World's Largest Cattle Feeder

Est. 1920

Our People

People are the foundation of our business

Our success comes from the proven value and commitment of our team members. At Five Rivers, we strive to provide our employees with a safe working environment, competitive wages and benefits, and an opportunity to be part of a winning team in our industry. We strive to model honesty, integrity, and professionalism within our organization. Employees are encouraged to maintain balanced lives and to grow and develop both personally and professionally. We are grateful for the communities in which we live and work and seek opportunities to participate in and support community events for the betterment of our neighbors and families.
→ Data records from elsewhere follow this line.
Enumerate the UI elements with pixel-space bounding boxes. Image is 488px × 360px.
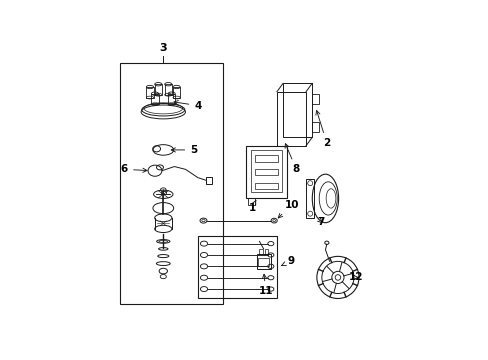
Text: 8: 8 — [285, 144, 299, 174]
Text: 7: 7 — [317, 217, 325, 227]
Bar — [164, 84, 172, 95]
Bar — [305, 179, 314, 218]
Bar — [276, 92, 305, 146]
Bar — [259, 249, 262, 254]
Bar — [254, 183, 278, 189]
Bar — [283, 84, 311, 138]
Text: 6: 6 — [121, 164, 147, 174]
Bar — [254, 156, 278, 162]
Bar — [120, 63, 223, 304]
Bar — [206, 177, 212, 184]
Bar — [151, 94, 158, 104]
Bar — [254, 169, 278, 175]
Bar — [146, 87, 153, 98]
Text: 12: 12 — [348, 273, 363, 283]
Text: 4: 4 — [174, 100, 201, 111]
Text: 1: 1 — [248, 200, 255, 213]
Bar — [256, 254, 270, 269]
Bar — [250, 150, 282, 192]
Bar — [311, 122, 319, 132]
Bar — [311, 94, 319, 104]
Text: 5: 5 — [171, 145, 197, 155]
Bar — [247, 198, 254, 205]
Text: 9: 9 — [281, 256, 294, 266]
Bar — [264, 249, 267, 254]
Bar — [154, 84, 162, 95]
Bar — [246, 146, 286, 198]
Text: 3: 3 — [159, 43, 167, 53]
Bar — [198, 236, 276, 298]
Text: 10: 10 — [278, 199, 298, 218]
Bar — [173, 87, 180, 98]
Bar — [161, 191, 165, 194]
Bar — [168, 94, 175, 104]
Text: 11: 11 — [258, 274, 273, 296]
Bar — [258, 258, 268, 266]
Text: 2: 2 — [315, 111, 330, 148]
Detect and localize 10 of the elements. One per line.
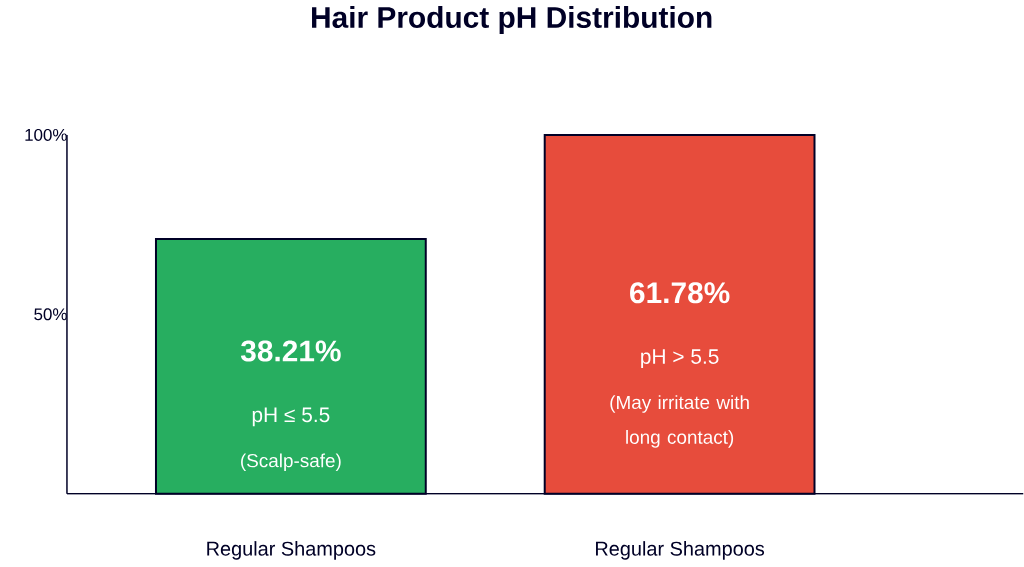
annotation: pH ≤ 5.5 <box>252 407 330 427</box>
x-tick-label: Regular Shampoos <box>207 541 376 560</box>
annotation: pH > 5.5 <box>641 349 719 369</box>
chart-title: Hair Product pH Distribution <box>312 6 712 35</box>
annotation: (May irritate with long contact) <box>610 395 749 448</box>
annotation: 38.21% <box>240 340 341 362</box>
x-tick-label: Regular Shampoos <box>596 541 765 560</box>
annotation: 61.78% <box>630 282 730 304</box>
y-tick-label: 100% <box>25 129 67 142</box>
annotation: (Scalp-safe) <box>241 453 341 472</box>
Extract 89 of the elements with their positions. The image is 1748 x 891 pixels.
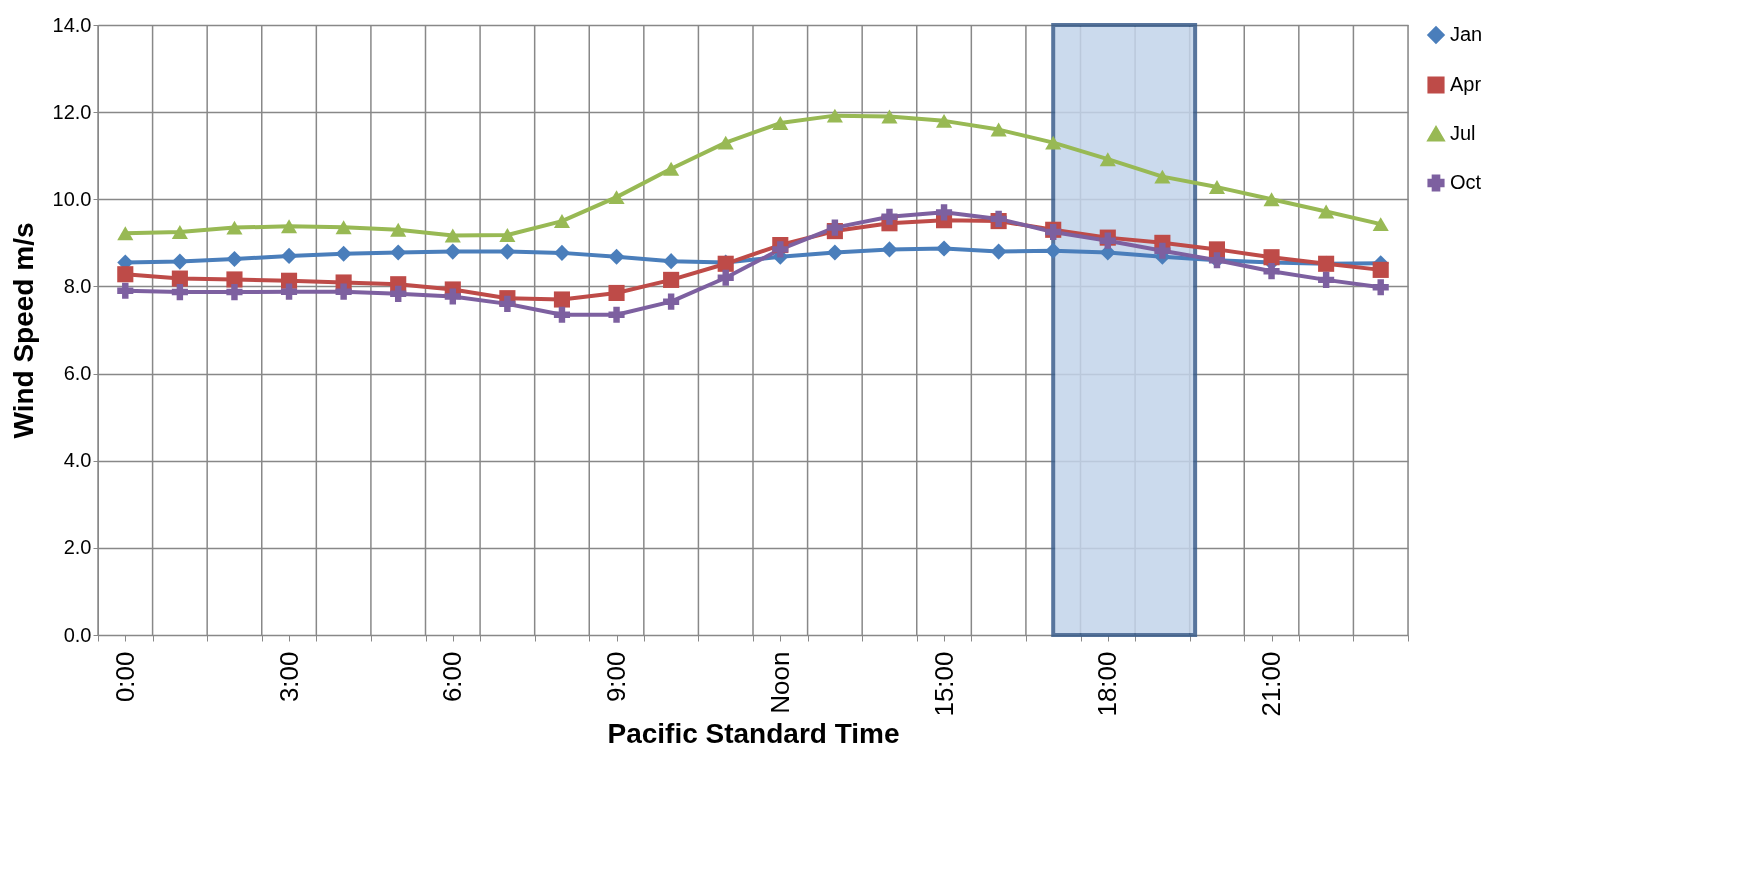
point	[663, 253, 680, 270]
point	[226, 250, 243, 268]
point	[390, 285, 407, 302]
point	[1045, 242, 1062, 259]
point	[608, 306, 625, 323]
point	[608, 284, 625, 302]
point	[280, 247, 298, 264]
point	[335, 283, 352, 300]
point	[717, 135, 734, 150]
legend-label: Apr	[1450, 73, 1482, 95]
point	[1318, 271, 1335, 288]
point	[826, 108, 843, 123]
point	[1372, 261, 1389, 278]
point	[280, 219, 298, 234]
point	[117, 266, 134, 283]
point	[499, 228, 516, 242]
point	[772, 241, 789, 258]
point	[1263, 192, 1280, 207]
point	[171, 253, 188, 270]
point	[935, 204, 953, 221]
point	[1263, 249, 1280, 266]
y-tick-label: 12.0	[52, 100, 92, 123]
point	[499, 295, 516, 312]
point	[171, 284, 188, 301]
point	[990, 243, 1007, 260]
y-tick-label: 10.0	[52, 187, 92, 210]
point	[390, 244, 407, 261]
point	[1154, 169, 1171, 184]
x-axis-title: Pacific Standard Time	[607, 717, 900, 749]
x-tick-label: 6:00	[437, 651, 468, 703]
y-tick-label: 0.0	[63, 623, 92, 646]
point	[772, 116, 789, 131]
y-tick-label: 4.0	[63, 449, 92, 472]
point	[1154, 242, 1171, 259]
point	[990, 122, 1007, 137]
x-tick-label: 0:00	[109, 651, 140, 703]
point	[881, 208, 898, 225]
point	[1263, 263, 1280, 280]
legend-label: Oct	[1450, 171, 1482, 193]
point	[335, 220, 352, 235]
point	[935, 240, 953, 257]
point	[226, 271, 243, 288]
x-tick-label: 9:00	[601, 651, 632, 703]
point	[663, 271, 680, 288]
point	[335, 245, 352, 262]
point	[881, 109, 898, 124]
point	[1208, 180, 1226, 195]
x-tick-label: 3:00	[273, 651, 304, 703]
point	[1099, 152, 1116, 167]
point	[1045, 135, 1062, 150]
point	[663, 293, 680, 310]
point	[171, 270, 188, 287]
legend-label: Jan	[1450, 23, 1483, 45]
x-tick-label: 15:00	[928, 651, 959, 717]
point	[117, 282, 134, 299]
y-tick-label: 14.0	[52, 13, 92, 36]
point	[663, 161, 680, 176]
x-tick-label: 18:00	[1092, 651, 1123, 717]
point	[826, 244, 843, 261]
y-tick-label: 6.0	[63, 362, 92, 385]
point	[881, 241, 898, 258]
point	[171, 224, 188, 239]
point	[717, 269, 734, 286]
point	[1372, 279, 1389, 296]
point	[935, 113, 953, 128]
point	[499, 243, 516, 260]
point	[390, 222, 407, 237]
point	[280, 283, 298, 300]
y-tick-label: 2.0	[63, 536, 92, 559]
point	[608, 190, 625, 205]
point	[226, 220, 243, 235]
point	[608, 248, 625, 265]
point	[553, 306, 571, 323]
y-tick-label: 8.0	[63, 274, 92, 297]
point	[553, 214, 571, 229]
point	[826, 219, 843, 236]
point	[226, 284, 243, 301]
point	[444, 243, 461, 260]
point	[444, 288, 461, 305]
point	[1318, 204, 1335, 219]
legend-label: Jul	[1450, 122, 1476, 144]
point	[1372, 217, 1389, 232]
point	[117, 226, 134, 241]
point	[444, 228, 461, 243]
x-tick-label: Noon	[764, 651, 795, 714]
y-axis-title: Wind Speed m/s	[7, 222, 39, 439]
point	[553, 244, 571, 261]
point	[553, 291, 571, 308]
x-tick-label: 21:00	[1256, 651, 1287, 717]
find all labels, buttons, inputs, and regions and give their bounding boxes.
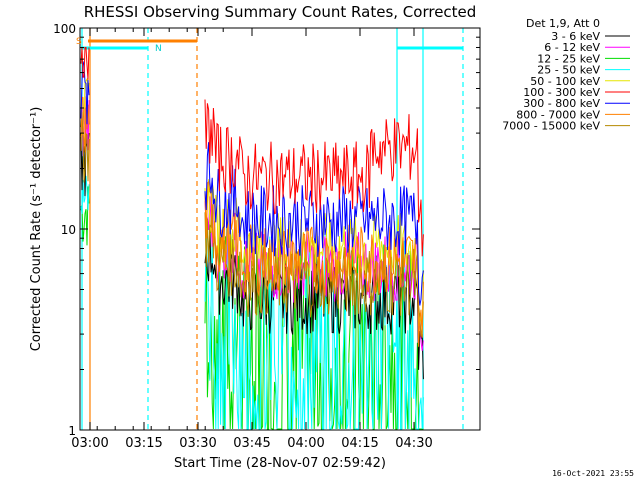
- legend-entry-label: 300 - 800 keV: [523, 97, 600, 110]
- series-line: [80, 175, 90, 214]
- legend-entry-label: 800 - 7000 keV: [516, 108, 600, 121]
- x-tick-label: 03:45: [233, 436, 270, 451]
- series-line: [80, 61, 90, 125]
- x-tick-label: 03:15: [125, 436, 162, 451]
- series-line: [80, 47, 90, 80]
- axis-ticks: 03:00 03:15 03:30 03:45 04:00 04:15 04:30 1 10 10…: [53, 22, 480, 451]
- y-tick-label: 100: [53, 22, 76, 36]
- series-line: [80, 111, 90, 183]
- x-tick-label: 03:30: [179, 436, 216, 451]
- series-line: [204, 204, 424, 337]
- legend-entry-label: 3 - 6 keV: [551, 30, 600, 43]
- series-line: [204, 99, 424, 257]
- x-axis-label: Start Time (28-Nov-07 02:59:42): [174, 456, 386, 471]
- legend-entry-label: 7000 - 15000 keV: [502, 120, 600, 133]
- x-tick-label: 04:15: [341, 436, 378, 451]
- series-line: [204, 142, 424, 306]
- x-tick-label: 03:00: [71, 436, 108, 451]
- y-axis-label: Corrected Count Rate (s⁻¹ detector⁻¹): [29, 107, 44, 352]
- series-line: [204, 181, 424, 347]
- x-tick-label: 04:00: [287, 436, 324, 451]
- legend-entry-label: 50 - 100 keV: [530, 75, 600, 88]
- y-tick-label: 10: [61, 223, 76, 237]
- saa-marker-label: S: [76, 37, 82, 47]
- night-marker-label: N: [155, 44, 162, 54]
- plot-data: [80, 28, 464, 430]
- legend-title: Det 1,9, Att 0: [526, 17, 600, 30]
- x-tick-label: 04:30: [395, 436, 432, 451]
- legend-entry-label: 12 - 25 keV: [537, 52, 600, 65]
- legend-entry-label: 6 - 12 keV: [544, 41, 600, 54]
- y-tick-label: 1: [68, 424, 76, 438]
- legend-entry-label: 100 - 300 keV: [523, 86, 600, 99]
- chart-title: RHESSI Observing Summary Count Rates, Co…: [84, 3, 477, 21]
- legend-entry-label: 25 - 50 keV: [537, 64, 600, 77]
- generation-timestamp: 16-Oct-2021 23:55: [552, 469, 634, 478]
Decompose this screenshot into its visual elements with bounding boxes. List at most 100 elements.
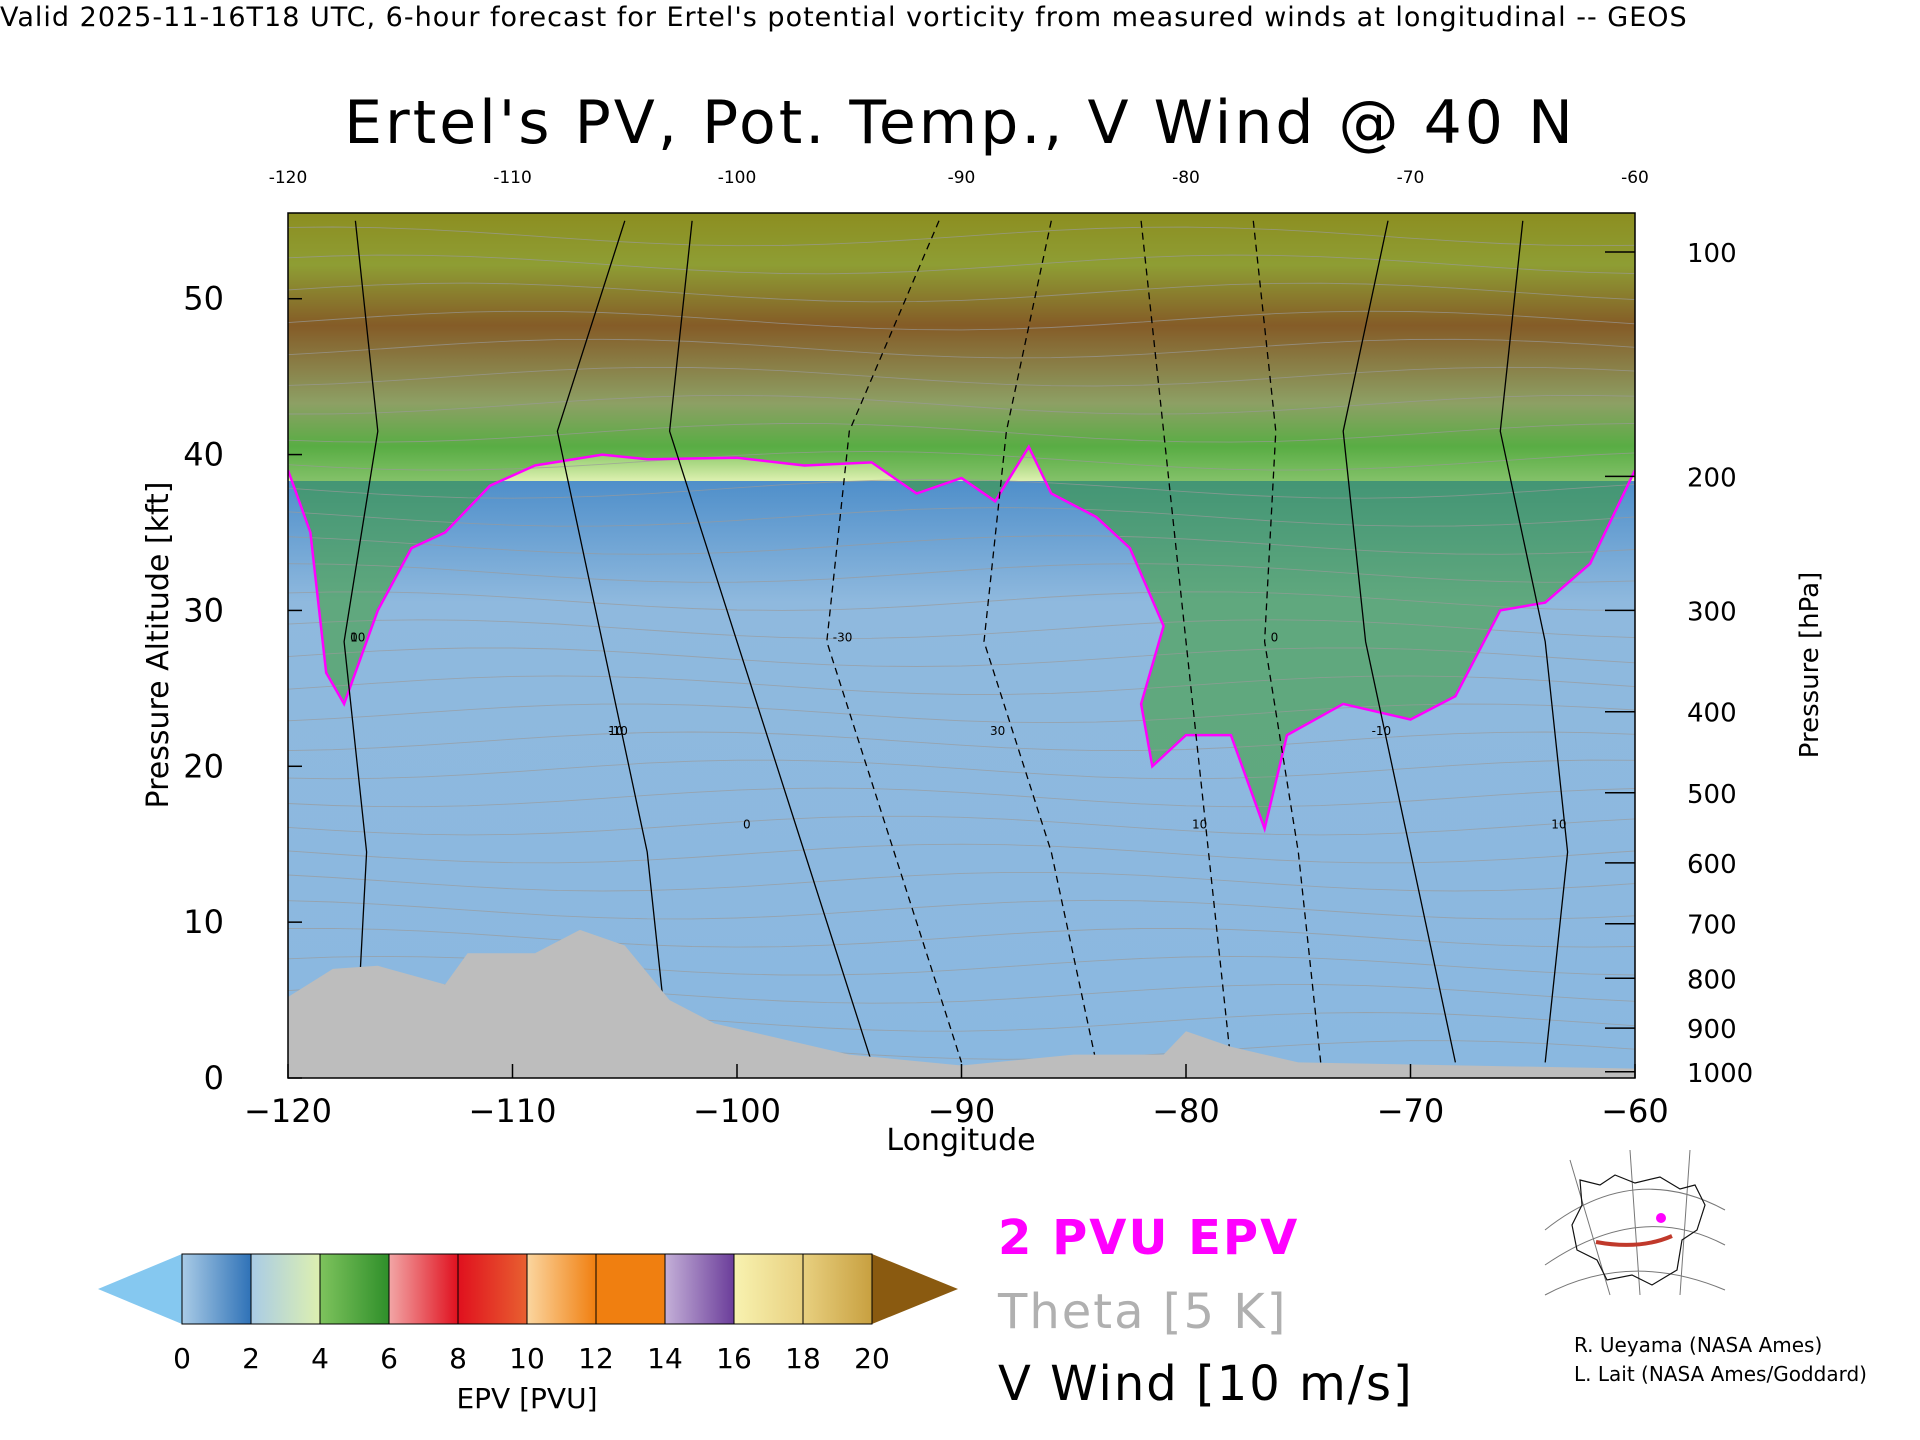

Five Rivers views sustainability as a key to success

The three pillars…economic, social and environmental are not just buzz words or glossy brochures, but fundamental cornerstones of our business. The Five Rivers legacy is a canvas of excellence. Our roots have a rich history that include some of the entrepreneurs and dedicated men and women that pioneered the idea of bringing cattle off the range and feeding them in feedyards in close proximity to the processing facilities. The novel idea survived and thrived and Five Rivers is a beacon today because of our relentless pursuit of environmental excellence, social responsibility and economic prosperity. No one pillar is more important than the other and all three pillars are essential for sustaining a heritage for future generations.


Five Rivers is a way of life

Five Rivers offers a variety of employment opportunities depending upon your focus and stage of career development. We strive to develop our employees internally and promote from within. If you are passionate, humble, and strive to grow and develop, explore our career opportunities.


Five Rivers news

Enhancing biosecurity

On November 8, 2023, Five Rivers Cattle Feeding hosted a one-of-a-kind event at their Kuner Feedlot, staging a mock Enhanced Biosecurity Plan event. The event was attended by Five Rivers management teams, the Colorado State and Assistant State Veterinarians, USDA APHIS Veterinary Services, state extension veterinarians, the Beef Alliance, third party contractors, and Beef Northwest. The goal of the event was to implement and observe enhanced biosecurity practices developed as a part of the Secure Beef Supply initiative. 

From the moment you drove through the Kuner Feedlot gates in Kersey, Colorado on Wednesday morning, you could tell things were different. Cones and caution tape delineated “clean” and “dirty” areas and a large banner out from advertised “A Mock Biosecurity Event is Being Held Here Today”. Signage on the feedyard clearly directed attendees to the cafeteria where red lines clearly showed a traffic flow.

The morning started off with an explanation for why we conducted this type of exercise and if an outbreak, for example Foot and Mouth Disease, were to occur, what do producers need to initiate. Isaac Hardee, DVM with Five Rivers Cattle Feeding clearly outlined the signs of Foot and Mouth Disease and how contagious it can be. Then, Emily Davis, a third-party contractor specializing in developing Secure Beef Supply biosecurity plans, spoke, explaining what can be done to keep businesses safe and functional in the case Foot and Mouth Disease lands on US soil.

There was a Q&A session amongst the feedyard management teams and the state veterinarians talking about worst case scenarios and how developing a plan now can ensure your business stays open. “In the case of an outbreak, we will not have time to approve plans and work on developing biosecurity plans, the best way to make sure you are safeguarded in the case of an outbreak, is to work on that plan now and hope you never have to use it.”, encourage the Colorado State Veterinarian. Examples were examined in African Swine Fever and High Path Avian Influenza, and how those industries have developed, and unfortunately had to use, their enhanced biosecurity plans.

“I want to applaud Five Rivers Kuner Feedlot on not only developing their plan, but putting in the time to create a mock event and let their team members see the plans in action. That creates buy-in that will be incredibly valuable if the time comes” said Dr. Don Beckett with USDA APHIS Veterinary Services. The event concluded with a guided tour of Kuner Feedlot, explaining lines of separation, how grain shipments and event cattle trucks can continue movement in modified patterns in the case of a Foot and Mouth Disease outbreak in the United States. “It was great for our team to see what these plans look like in action, and I am very proud to say we hosted the first one of its kind at Five Rivers Cattle Feeding” said Josh Szasz, DVM, PhD Five Rivers Cattle Feeding.